Forte rushed for a career-high 1,339 yards last season -- 101 more than he gained as a rookie in 2008, when he had 27 more carries. With a career-high 74 receptions for 594 yards, Forte was third in the NFL in yards from scrimmage, trailing only LeSean McCoy and Jamaal Charles. The performance triggered a $400,000 escalator in his contract for this season.

"Best year?" Forte said. "Not really. I feel like it was a decent, above-average year knowing what this offense can do and the talent we have and it being new. This being our second year, we can definitely surpass what we did."

However Forte's 2013 performance is described the two-time Pro Bowler wants to build off of it at 28, a critical age for players at his position. An ESPN report this spring showed that since 2001, running backs who have played at least four seasons began to decline after age 27. The average drop-off by 29 and 30 is steep.

But Forte has shown no signs of slowing, even though he's third in the NFL in touches since 2008 with 1,892 (1,551 carries, 341 receptions). His burst is still there -- he turned the corner with ease Friday during the first practice of training camp.

At a position notorious for grinding up players and spitting them out in short order, Forte is still a main cog in an offense that now features big-time options in the passing game. He's meticulous in preparation and works routinely with a physical therapist to keep his body tuned to avoid injuries.

"Playing this long, you know what the routine is," Forte said. "You know what to do and how to do it."

He uses dry needles, similar to acupuncture, and Graston Technique, in which stainless-steel tools massage the skin to break down scar tissue from lifting and running. It's a constant process in the offseason, and he does his best to maintain a regimen during the season.

Forte is so durable and multidimensional that four offensive regimes (Ron Turner, Mike Martz, Mike Tice and Trestman) have struggled to give others playing time. Backup Michael Bush carried only 63 times last season, the fewest for a No. 2 Bears running back since Kahlil Bell had 40 rushes in 2009.

"It's hard to take Matt off the field, but for the best interests of the team we should take him off a little bit and get him rested," offensive coordinator Aaron Kromer said. "You say, 'Next drive we are going to take him out.' And you look at him on the sideline and he doesn't look tired, so it is hard to take him out.

"Every time we talked about it last year, he would come over and look fresh as can be and we put him back in."

Trestman described Forte as the guy "taking notes in meetings."

"We continue to ask ourselves, 'How can we help him? How can we find plays that allow him to use his talents?' " Trestman said. "We're working in that direction."

Forte is signed for the next two years.
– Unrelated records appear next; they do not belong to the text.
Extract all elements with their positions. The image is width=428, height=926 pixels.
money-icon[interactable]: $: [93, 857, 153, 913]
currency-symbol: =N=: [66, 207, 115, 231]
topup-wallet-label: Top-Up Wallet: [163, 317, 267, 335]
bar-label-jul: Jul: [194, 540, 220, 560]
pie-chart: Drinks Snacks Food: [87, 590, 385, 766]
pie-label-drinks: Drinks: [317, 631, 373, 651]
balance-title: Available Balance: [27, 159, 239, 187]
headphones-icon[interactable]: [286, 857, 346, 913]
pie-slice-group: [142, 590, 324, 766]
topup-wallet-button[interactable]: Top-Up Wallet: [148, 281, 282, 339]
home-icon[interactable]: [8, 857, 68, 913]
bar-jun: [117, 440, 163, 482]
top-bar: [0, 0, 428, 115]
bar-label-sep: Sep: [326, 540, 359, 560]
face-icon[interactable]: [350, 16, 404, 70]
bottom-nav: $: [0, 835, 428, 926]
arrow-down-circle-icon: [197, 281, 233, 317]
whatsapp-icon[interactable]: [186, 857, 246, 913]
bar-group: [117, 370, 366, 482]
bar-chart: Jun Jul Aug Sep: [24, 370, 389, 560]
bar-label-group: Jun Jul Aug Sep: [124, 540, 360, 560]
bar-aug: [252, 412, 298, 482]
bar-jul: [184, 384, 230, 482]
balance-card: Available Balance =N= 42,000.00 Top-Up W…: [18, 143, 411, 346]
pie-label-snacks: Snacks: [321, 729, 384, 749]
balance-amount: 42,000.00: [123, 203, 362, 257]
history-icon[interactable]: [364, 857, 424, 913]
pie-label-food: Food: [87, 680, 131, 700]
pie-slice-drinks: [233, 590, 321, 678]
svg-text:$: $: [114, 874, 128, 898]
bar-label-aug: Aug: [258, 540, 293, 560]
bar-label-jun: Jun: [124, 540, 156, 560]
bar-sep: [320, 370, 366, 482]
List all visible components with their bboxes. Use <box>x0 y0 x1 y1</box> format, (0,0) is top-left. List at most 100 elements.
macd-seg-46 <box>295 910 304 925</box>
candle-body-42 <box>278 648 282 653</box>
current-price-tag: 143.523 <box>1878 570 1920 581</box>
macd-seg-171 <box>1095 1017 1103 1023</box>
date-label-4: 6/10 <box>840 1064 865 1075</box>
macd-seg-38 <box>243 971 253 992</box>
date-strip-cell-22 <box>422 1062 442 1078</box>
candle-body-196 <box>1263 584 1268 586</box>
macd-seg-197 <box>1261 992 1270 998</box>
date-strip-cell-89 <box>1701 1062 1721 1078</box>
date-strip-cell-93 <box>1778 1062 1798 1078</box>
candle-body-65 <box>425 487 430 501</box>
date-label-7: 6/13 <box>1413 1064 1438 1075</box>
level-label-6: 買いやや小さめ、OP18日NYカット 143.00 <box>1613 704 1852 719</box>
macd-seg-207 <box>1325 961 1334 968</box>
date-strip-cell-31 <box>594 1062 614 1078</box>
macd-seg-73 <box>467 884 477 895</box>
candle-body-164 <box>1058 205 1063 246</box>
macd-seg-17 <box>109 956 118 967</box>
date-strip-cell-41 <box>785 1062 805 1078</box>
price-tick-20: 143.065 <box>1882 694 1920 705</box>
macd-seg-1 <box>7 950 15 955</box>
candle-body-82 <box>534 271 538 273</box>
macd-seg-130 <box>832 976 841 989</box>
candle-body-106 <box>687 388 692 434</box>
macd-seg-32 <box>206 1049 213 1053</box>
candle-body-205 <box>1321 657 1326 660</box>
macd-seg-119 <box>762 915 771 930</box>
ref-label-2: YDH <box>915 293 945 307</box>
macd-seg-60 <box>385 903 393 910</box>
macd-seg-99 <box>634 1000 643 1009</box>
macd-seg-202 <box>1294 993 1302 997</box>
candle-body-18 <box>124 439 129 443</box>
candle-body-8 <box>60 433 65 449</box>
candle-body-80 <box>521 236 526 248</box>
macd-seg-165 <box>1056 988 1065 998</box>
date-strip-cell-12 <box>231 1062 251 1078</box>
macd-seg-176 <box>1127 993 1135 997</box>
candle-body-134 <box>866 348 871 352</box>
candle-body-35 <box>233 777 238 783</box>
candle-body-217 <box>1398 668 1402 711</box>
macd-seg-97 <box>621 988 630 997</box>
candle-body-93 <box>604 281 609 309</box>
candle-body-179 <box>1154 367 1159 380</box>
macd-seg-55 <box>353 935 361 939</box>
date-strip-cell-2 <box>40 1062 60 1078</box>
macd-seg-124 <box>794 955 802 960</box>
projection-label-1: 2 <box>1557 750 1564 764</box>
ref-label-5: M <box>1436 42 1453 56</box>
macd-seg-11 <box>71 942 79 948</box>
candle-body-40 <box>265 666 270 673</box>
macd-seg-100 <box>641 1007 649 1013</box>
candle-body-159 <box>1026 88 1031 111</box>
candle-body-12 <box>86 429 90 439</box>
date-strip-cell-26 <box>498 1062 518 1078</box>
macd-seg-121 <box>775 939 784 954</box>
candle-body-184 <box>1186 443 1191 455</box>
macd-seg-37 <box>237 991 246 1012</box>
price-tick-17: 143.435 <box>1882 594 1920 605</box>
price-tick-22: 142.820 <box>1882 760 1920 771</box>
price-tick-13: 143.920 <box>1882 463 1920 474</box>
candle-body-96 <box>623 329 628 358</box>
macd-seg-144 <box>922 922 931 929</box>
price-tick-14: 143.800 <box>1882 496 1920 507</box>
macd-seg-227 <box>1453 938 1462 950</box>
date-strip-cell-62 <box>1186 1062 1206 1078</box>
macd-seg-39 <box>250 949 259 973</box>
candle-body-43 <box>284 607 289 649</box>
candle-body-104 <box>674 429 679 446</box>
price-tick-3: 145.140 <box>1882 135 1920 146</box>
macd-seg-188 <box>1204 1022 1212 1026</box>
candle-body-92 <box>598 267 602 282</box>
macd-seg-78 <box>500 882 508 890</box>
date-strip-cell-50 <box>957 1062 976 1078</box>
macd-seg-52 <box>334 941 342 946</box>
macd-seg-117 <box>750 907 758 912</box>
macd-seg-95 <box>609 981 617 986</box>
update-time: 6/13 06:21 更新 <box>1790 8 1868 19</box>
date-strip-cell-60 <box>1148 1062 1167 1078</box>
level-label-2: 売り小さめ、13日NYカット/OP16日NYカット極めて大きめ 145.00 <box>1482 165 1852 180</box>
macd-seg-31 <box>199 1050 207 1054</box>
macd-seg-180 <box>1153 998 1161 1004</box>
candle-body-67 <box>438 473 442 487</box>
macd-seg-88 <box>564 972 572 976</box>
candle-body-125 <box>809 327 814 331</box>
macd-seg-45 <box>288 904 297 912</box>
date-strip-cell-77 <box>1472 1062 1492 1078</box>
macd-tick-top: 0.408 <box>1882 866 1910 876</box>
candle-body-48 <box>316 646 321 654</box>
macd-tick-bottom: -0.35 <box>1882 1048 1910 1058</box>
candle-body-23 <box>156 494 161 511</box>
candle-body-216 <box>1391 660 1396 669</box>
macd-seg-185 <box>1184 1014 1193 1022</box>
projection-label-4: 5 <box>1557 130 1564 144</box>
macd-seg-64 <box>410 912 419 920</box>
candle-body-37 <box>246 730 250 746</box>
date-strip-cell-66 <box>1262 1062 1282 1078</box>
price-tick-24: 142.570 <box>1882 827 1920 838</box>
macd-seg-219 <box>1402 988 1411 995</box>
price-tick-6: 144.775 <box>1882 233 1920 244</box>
He can earn up to $6.9 million this season, with $850,000 tied to per-game roster bonuses, and a maximum of $7.8 million in 2015.

Seahawks running back Marshawn Lynch, also 28, didn't show for the start of training camp as he seeks an upgrade to his contract. He has two years and $13 million remaining. Lynch has played seven seasons, one more than Forte, but has only 63 more touches.

Charles, 27, was delayed getting to camp as he hammered out a reworked deal with the Chiefs. Lynch and Charles know their window for prime earning is closing fast.

This isn't to suggest a holdout is in Forte's future but to underscore he's at a critical juncture of his career.

"I want to break the stereotype of old running backs going downhill," he said. "This offseason I feel better than I have the past five or six offseasons. I got my rest and I know how to take care of my body now.

"Yeah, it is going to be harder and harder every year, but as long as you continue to have your set routine and stick to it, and a lot of prayer too, that helps a lot. Health is the main deal."